Father Daughter relationships

"Most women subconsciously gravitate towards men who accord her the same level – or lack – of value and empathy our fathers did. So if your father neglected to let you know how special and valuable you are, you may attract similar relationships with men in your adult life, unaware that you deserve better."  Psychologist Dr Linda Nielsen

I was moved to write this:

 

"The tears mean something", he said.

"Oh, they are nothing.  I had a good childhood."

"Your eyes filled up when you spoke of your father. That means something."

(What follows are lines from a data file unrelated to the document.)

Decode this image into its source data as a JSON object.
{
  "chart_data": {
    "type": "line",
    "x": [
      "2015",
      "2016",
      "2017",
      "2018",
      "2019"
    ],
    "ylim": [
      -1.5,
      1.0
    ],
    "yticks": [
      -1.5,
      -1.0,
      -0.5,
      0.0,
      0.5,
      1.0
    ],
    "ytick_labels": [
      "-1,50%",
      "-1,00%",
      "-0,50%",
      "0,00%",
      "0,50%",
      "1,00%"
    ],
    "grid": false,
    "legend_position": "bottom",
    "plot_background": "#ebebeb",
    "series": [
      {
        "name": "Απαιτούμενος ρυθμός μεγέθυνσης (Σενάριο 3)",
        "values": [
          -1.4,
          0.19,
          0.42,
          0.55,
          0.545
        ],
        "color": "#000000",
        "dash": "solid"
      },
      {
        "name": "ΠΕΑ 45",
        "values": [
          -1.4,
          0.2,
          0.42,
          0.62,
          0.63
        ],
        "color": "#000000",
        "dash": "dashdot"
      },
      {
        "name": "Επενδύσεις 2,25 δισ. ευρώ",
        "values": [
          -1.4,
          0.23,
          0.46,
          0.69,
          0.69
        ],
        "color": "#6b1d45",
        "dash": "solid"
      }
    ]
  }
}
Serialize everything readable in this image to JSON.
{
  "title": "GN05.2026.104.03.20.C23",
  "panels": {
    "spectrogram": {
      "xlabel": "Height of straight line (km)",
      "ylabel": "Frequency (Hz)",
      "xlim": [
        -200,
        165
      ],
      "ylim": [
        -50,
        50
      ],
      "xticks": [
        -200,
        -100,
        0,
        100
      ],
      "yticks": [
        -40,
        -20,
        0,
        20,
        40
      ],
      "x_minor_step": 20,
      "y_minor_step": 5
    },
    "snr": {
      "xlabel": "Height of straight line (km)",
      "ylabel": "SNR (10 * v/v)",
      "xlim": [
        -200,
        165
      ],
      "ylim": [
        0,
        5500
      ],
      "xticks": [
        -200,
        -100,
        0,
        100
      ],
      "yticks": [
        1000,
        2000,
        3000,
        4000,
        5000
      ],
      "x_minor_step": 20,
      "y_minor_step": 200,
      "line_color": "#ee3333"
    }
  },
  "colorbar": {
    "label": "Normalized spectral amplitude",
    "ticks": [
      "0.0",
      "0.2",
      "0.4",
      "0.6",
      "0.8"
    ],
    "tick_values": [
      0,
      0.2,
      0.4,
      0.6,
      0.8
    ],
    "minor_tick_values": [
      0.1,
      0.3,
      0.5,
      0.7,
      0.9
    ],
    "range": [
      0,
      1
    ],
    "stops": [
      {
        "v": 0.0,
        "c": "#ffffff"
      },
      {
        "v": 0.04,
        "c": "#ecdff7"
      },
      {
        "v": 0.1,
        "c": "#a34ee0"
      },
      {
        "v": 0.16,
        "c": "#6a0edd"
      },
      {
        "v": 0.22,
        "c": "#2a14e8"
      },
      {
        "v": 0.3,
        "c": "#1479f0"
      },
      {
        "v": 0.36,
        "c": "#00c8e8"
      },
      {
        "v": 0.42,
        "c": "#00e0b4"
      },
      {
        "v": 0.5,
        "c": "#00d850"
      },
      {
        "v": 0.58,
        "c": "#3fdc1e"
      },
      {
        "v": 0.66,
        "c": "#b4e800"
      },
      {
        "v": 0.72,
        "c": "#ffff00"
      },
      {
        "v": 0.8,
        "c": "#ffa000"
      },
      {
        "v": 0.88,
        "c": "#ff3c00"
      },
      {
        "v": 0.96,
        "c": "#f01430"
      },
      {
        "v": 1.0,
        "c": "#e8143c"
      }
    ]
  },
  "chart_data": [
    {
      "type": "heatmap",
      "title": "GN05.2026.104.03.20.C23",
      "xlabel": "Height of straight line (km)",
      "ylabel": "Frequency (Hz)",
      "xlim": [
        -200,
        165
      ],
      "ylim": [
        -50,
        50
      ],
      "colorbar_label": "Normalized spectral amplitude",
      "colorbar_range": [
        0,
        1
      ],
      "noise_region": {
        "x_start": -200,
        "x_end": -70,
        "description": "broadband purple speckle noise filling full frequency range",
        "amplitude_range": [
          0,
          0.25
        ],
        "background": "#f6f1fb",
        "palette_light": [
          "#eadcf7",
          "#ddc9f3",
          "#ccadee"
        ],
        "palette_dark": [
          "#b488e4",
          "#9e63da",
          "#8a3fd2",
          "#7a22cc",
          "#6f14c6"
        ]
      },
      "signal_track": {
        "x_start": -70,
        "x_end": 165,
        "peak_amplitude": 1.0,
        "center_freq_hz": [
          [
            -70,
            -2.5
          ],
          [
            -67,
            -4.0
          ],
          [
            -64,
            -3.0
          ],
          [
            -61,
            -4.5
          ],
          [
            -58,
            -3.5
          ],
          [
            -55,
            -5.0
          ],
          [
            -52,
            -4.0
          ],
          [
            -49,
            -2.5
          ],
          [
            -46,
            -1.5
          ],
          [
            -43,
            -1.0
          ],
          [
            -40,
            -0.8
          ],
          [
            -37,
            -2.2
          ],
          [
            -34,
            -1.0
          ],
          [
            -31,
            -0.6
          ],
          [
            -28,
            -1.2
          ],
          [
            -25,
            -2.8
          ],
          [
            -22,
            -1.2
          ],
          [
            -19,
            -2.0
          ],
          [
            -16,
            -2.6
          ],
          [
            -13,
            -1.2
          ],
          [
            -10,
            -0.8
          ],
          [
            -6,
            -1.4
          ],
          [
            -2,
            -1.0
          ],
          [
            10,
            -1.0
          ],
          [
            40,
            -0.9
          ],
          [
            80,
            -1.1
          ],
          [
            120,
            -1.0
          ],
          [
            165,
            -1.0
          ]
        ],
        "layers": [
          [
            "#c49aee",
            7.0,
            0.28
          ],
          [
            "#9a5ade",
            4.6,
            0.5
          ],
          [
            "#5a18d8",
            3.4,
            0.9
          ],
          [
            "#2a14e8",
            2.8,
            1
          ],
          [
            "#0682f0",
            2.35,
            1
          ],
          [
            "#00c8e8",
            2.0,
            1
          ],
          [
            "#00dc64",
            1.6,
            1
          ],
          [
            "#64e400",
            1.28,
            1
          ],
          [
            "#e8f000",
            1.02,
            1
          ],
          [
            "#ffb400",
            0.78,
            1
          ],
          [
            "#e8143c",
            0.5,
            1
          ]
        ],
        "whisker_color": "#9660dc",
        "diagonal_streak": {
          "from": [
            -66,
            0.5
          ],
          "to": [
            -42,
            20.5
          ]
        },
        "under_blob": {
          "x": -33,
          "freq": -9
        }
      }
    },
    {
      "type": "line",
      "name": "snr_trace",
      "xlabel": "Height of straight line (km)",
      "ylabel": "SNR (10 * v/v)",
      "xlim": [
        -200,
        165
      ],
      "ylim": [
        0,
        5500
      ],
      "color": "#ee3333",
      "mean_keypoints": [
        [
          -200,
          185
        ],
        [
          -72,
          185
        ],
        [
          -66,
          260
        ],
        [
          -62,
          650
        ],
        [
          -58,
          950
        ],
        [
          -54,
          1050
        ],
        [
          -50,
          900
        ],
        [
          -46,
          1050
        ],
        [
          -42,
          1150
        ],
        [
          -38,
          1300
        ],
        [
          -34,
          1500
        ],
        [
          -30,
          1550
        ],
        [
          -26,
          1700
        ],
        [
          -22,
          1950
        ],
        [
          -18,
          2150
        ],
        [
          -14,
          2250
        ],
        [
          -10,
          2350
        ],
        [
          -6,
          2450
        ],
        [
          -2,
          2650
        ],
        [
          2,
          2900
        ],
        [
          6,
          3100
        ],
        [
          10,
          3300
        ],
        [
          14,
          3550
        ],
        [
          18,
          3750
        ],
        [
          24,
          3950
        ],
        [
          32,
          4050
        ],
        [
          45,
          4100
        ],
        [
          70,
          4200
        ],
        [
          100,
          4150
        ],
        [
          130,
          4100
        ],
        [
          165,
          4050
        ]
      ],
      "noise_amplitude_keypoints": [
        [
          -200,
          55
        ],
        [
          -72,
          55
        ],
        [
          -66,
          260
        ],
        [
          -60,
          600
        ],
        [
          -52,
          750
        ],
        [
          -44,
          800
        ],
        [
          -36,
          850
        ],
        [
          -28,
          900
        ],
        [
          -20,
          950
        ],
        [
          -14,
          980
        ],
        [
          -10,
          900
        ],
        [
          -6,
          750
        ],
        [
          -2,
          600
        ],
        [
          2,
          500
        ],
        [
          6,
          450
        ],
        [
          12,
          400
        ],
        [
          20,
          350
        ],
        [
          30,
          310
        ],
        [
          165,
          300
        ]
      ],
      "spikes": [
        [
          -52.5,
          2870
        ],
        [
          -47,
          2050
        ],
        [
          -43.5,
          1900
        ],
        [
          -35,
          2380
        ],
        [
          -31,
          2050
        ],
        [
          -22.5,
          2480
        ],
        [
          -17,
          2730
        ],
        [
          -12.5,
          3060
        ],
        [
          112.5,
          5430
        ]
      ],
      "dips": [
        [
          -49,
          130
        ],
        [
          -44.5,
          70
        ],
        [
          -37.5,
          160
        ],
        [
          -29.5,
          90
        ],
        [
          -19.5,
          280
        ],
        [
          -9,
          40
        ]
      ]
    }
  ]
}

"Oh it's just grief that he died."

"Do you miss him?"

"Hmmmmm?  What?"

"Do you miss him?"

"What do you mean?" I said, not able to focus my thoughts.

"Do you miss him?"

"Hmmmmm...can't say.  He was honest and hard working and I was proud to have him for a father."

"Do you miss him?"

"He was a good man."

"Do you miss him?" He was relentless.

"In what way?"

"Do you miss him?"

Silence.

"I so wanted him to like me, to notice me, to see and hear me."

Silence.

I post this on this forum to ask women here.  What was your relationship with your father?  Have some of us been conditioned to not expect much connection? Is there a way to become more functional directing a family toward loving wholeness? Expecting and directing others how to love us and show it? Permitting ourselves to feel worthy of attention, respect and love? I have not demanded attention....even thought that was "selfish" to want attention.  I didn't get attention. Not now. Not then.  This is my part of our inability to communicate and connect.